Indonesian academic (1922–1991)

Professor Lafran Pane (5 February 1922 - 25 January 1991) was an Indonesian academic who is best remembered for establishing the Muslim Students' Association and National Hero of Indonesia.

==Biography==
Pane was born on 5 February 1922 in Padang Sidempuan, North Sumatra, the younger brother of poet Sanusi and novelist Armijn Pane.

By 1946 Pane was a student at the Islamic Higher School in Yogyakarta (now the Islamic University of Indonesia). In November of that year preparations began for an organization, based in Islam, which would unite university students of that faith and promote the social welfare of the Indonesian people. The Muslim Students' Association (Himpunan Mahasiswa Islam, or HMI) was formally established on 5 February 1947 by a group of 15 students, including Pane; however, only Pane is remembered as the organization's founder.
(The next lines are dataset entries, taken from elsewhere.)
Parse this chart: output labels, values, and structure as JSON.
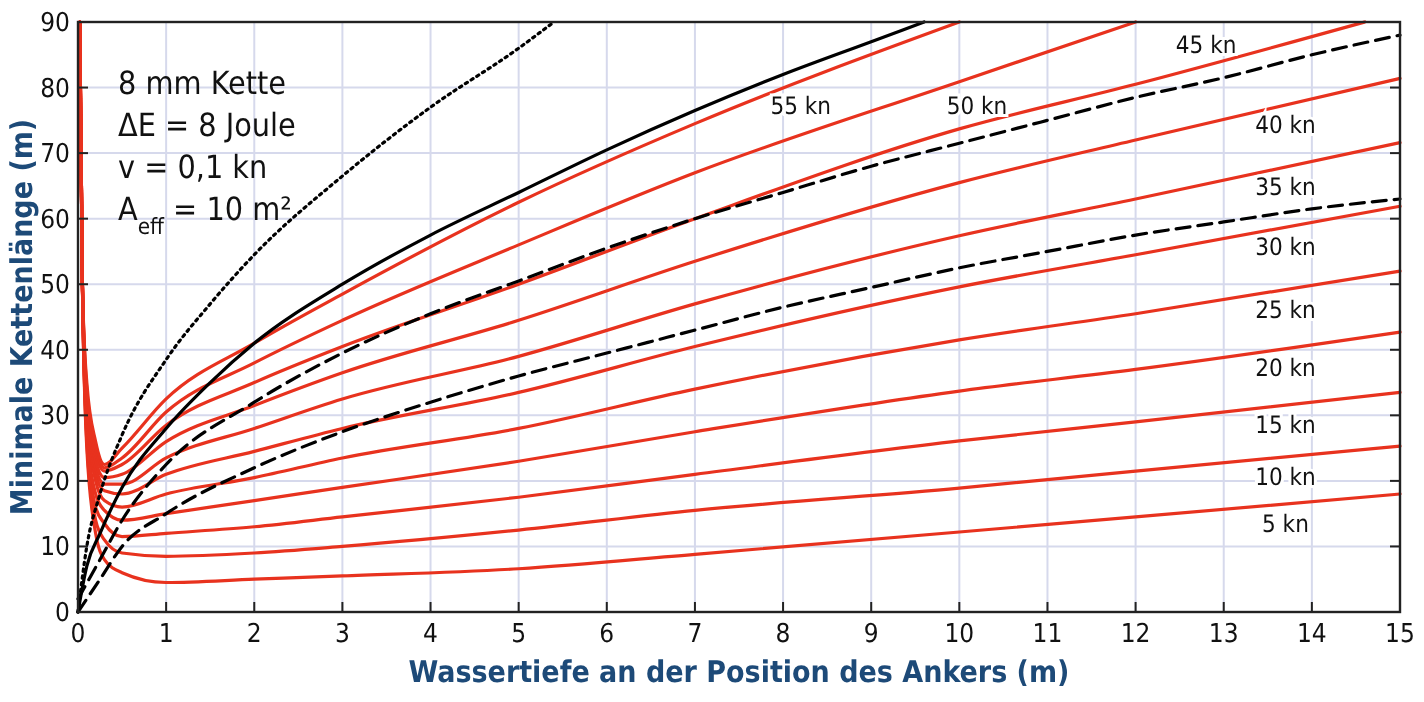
{
  "chart_data": {
    "type": "line",
    "xlabel": "Wassertiefe an der Position des Ankers (m)",
    "ylabel": "Minimale Kettenlänge (m)",
    "annotations": [
      "8 mm Kette",
      "ΔE = 8 Joule",
      "v = 0,1 kn",
      "A$_{eff}$ = 10 m²"
    ],
    "xlim": [
      0,
      15
    ],
    "ylim": [
      0,
      90
    ],
    "xticks": [
      0,
      1,
      2,
      3,
      4,
      5,
      6,
      7,
      8,
      9,
      10,
      11,
      12,
      13,
      14,
      15
    ],
    "yticks": [
      0,
      10,
      20,
      30,
      40,
      50,
      60,
      70,
      80,
      90
    ],
    "grid": true,
    "legend": false,
    "marker": "none",
    "series": [
      {
        "name": "5 kn",
        "color": "#e8321e",
        "x": [
          0.02,
          0.05,
          0.1,
          0.2,
          0.3,
          0.5,
          1,
          2,
          3,
          5,
          7,
          10,
          12,
          15
        ],
        "values": [
          90,
          50,
          25,
          12,
          8,
          6,
          4.5,
          5,
          5.5,
          6.6,
          8.8,
          12.2,
          14.5,
          18
        ]
      },
      {
        "name": "10 kn",
        "color": "#e8321e",
        "x": [
          0.02,
          0.05,
          0.1,
          0.2,
          0.3,
          0.5,
          1,
          2,
          3,
          5,
          7,
          10,
          12,
          15
        ],
        "values": [
          90,
          50,
          26,
          14,
          11,
          9,
          8.5,
          9,
          10,
          12.5,
          15.5,
          18.9,
          21.5,
          25.3
        ]
      },
      {
        "name": "15 kn",
        "color": "#e8321e",
        "x": [
          0.02,
          0.05,
          0.1,
          0.2,
          0.3,
          0.5,
          1,
          2,
          3,
          5,
          7,
          10,
          12,
          15
        ],
        "values": [
          90,
          50,
          27,
          16,
          13.5,
          11.5,
          12,
          13,
          14.5,
          17.5,
          21,
          26.1,
          29,
          33.5
        ]
      },
      {
        "name": "20 kn",
        "color": "#e8321e",
        "x": [
          0.02,
          0.05,
          0.1,
          0.2,
          0.3,
          0.5,
          1,
          2,
          3,
          5,
          7,
          10,
          12,
          15
        ],
        "values": [
          90,
          50,
          28,
          18,
          15.5,
          14,
          15,
          17,
          19,
          23,
          27.5,
          33.7,
          37,
          42.7
        ]
      },
      {
        "name": "25 kn",
        "color": "#e8321e",
        "x": [
          0.02,
          0.05,
          0.1,
          0.2,
          0.3,
          0.5,
          1,
          2,
          3,
          5,
          7,
          10,
          12,
          15
        ],
        "values": [
          90,
          50,
          29,
          20,
          17,
          16,
          18,
          20.5,
          23.5,
          28,
          34,
          41.5,
          45.5,
          52
        ]
      },
      {
        "name": "30 kn",
        "color": "#e8321e",
        "x": [
          0.02,
          0.05,
          0.1,
          0.2,
          0.3,
          0.5,
          1,
          2,
          3,
          5,
          7,
          10,
          12,
          15
        ],
        "values": [
          90,
          50,
          30,
          21,
          18.5,
          18,
          21,
          24.5,
          28,
          33.5,
          40.5,
          49.6,
          54.5,
          61.9
        ]
      },
      {
        "name": "35 kn",
        "color": "#e8321e",
        "x": [
          0.02,
          0.05,
          0.1,
          0.2,
          0.3,
          0.5,
          1,
          2,
          3,
          5,
          7,
          10,
          12,
          15
        ],
        "values": [
          90,
          50,
          31,
          22,
          19.5,
          19.5,
          23.5,
          28,
          32.5,
          39,
          47,
          57.4,
          63,
          71.6
        ]
      },
      {
        "name": "40 kn",
        "color": "#e8321e",
        "x": [
          0.02,
          0.05,
          0.1,
          0.2,
          0.3,
          0.5,
          1,
          2,
          3,
          5,
          7,
          10,
          12,
          15
        ],
        "values": [
          90,
          50,
          32,
          23,
          20.5,
          21,
          26,
          31.5,
          36.5,
          44.5,
          53.5,
          65.5,
          72,
          81.4
        ]
      },
      {
        "name": "45 kn",
        "color": "#e8321e",
        "x": [
          0.02,
          0.05,
          0.1,
          0.2,
          0.3,
          0.5,
          1,
          2,
          3,
          5,
          7,
          10,
          12,
          14.6
        ],
        "values": [
          90,
          50,
          33,
          24,
          21.5,
          22.5,
          28.5,
          35,
          40.5,
          50,
          60,
          73.7,
          80.5,
          90
        ]
      },
      {
        "name": "50 kn",
        "color": "#e8321e",
        "x": [
          0.02,
          0.05,
          0.1,
          0.2,
          0.3,
          0.5,
          1,
          2,
          3,
          5,
          7,
          10,
          12
        ],
        "values": [
          90,
          50,
          34,
          25,
          22,
          23.5,
          30.5,
          38,
          44.5,
          56,
          67,
          80.9,
          90
        ]
      },
      {
        "name": "55 kn",
        "color": "#e8321e",
        "x": [
          0.02,
          0.05,
          0.1,
          0.2,
          0.3,
          0.5,
          1,
          2,
          3,
          5,
          7,
          10
        ],
        "values": [
          90,
          50,
          35,
          26,
          22.5,
          25,
          32.5,
          41,
          48.5,
          62.5,
          74.5,
          90
        ]
      },
      {
        "color": "#000000",
        "line_style": "solid",
        "x": [
          0,
          0.1,
          0.25,
          0.5,
          1,
          1.5,
          2,
          3,
          4,
          5,
          6,
          7,
          8,
          9,
          9.6
        ],
        "values": [
          0,
          7,
          12,
          19,
          28,
          35,
          41,
          50,
          57.5,
          64,
          70.5,
          76.5,
          82,
          87,
          90
        ]
      },
      {
        "color": "#000000",
        "line_style": "dashed",
        "x": [
          0,
          0.25,
          0.5,
          1,
          2,
          3,
          4,
          5,
          6,
          7,
          8,
          9,
          10,
          11,
          12,
          13,
          14,
          15
        ],
        "values": [
          2,
          8,
          14,
          22.5,
          32,
          39.5,
          45.5,
          50.5,
          55.5,
          60,
          64,
          68,
          71.5,
          75,
          78.5,
          81.5,
          85,
          88
        ]
      },
      {
        "color": "#000000",
        "line_style": "dashed",
        "x": [
          0,
          0.25,
          0.5,
          1,
          2,
          3,
          4,
          5,
          6,
          7,
          8,
          9,
          10,
          11,
          12,
          13,
          14,
          15
        ],
        "values": [
          0,
          5,
          10,
          15,
          22,
          27.5,
          32,
          36,
          39.5,
          43,
          46.5,
          49.5,
          52.5,
          55,
          57.5,
          59.5,
          61.5,
          63
        ]
      },
      {
        "color": "#000000",
        "line_style": "dotted",
        "x": [
          0,
          0.1,
          0.25,
          0.5,
          1,
          1.5,
          2,
          3,
          4,
          5,
          5.4
        ],
        "values": [
          0,
          10,
          18,
          27,
          38.5,
          47,
          54.5,
          66.5,
          77,
          86,
          90
        ]
      }
    ]
  }
}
A 1957 Media article wrote that the early years of the HMI were virtually indistinguishable from the life of Pane. Though in his later years Pane participated with the organization, he never took the position that he needed to be respected. Owing to his relatively low profile, he was sometimes not recognized when he arrived for meetings, and thus asked to sit outside; one member later recalled that he was sometimes mistaken for government intelligence, come to spy on the meetings.

Pane became a full professor at IKIP Yogyakarta (now Yogyakarta State University).

Pane died after being struck by a motorcycle on 25 January 1991. He was buried in Karangkajen cemetery, together with Muhammadiyah's founder, Kiai Haji Ahmad Dahlan.< His second wife, Bisromah, died of a stroke on 9 March 2013. She was buried in the cemetery of the Kauman Grand Mosque, Yogyakarta. Together the couple had three sons.

==Legacy==
Lukman Hakiem, a former HMI leader and member of the People's Representative Council, considered Pane an intelligent yet simple figure who was open to criticism; Hakiem recollected that Pane, though a professor, would ride his bicycle rather than a car or motorcycle like other lecturers or his students. A 2013 article in the daily Republika wrote that, "sadly" ("sayangnya") Pane was not yet a National Hero of Indonesia.

At least one street is named after Pane, in Depok, West Java.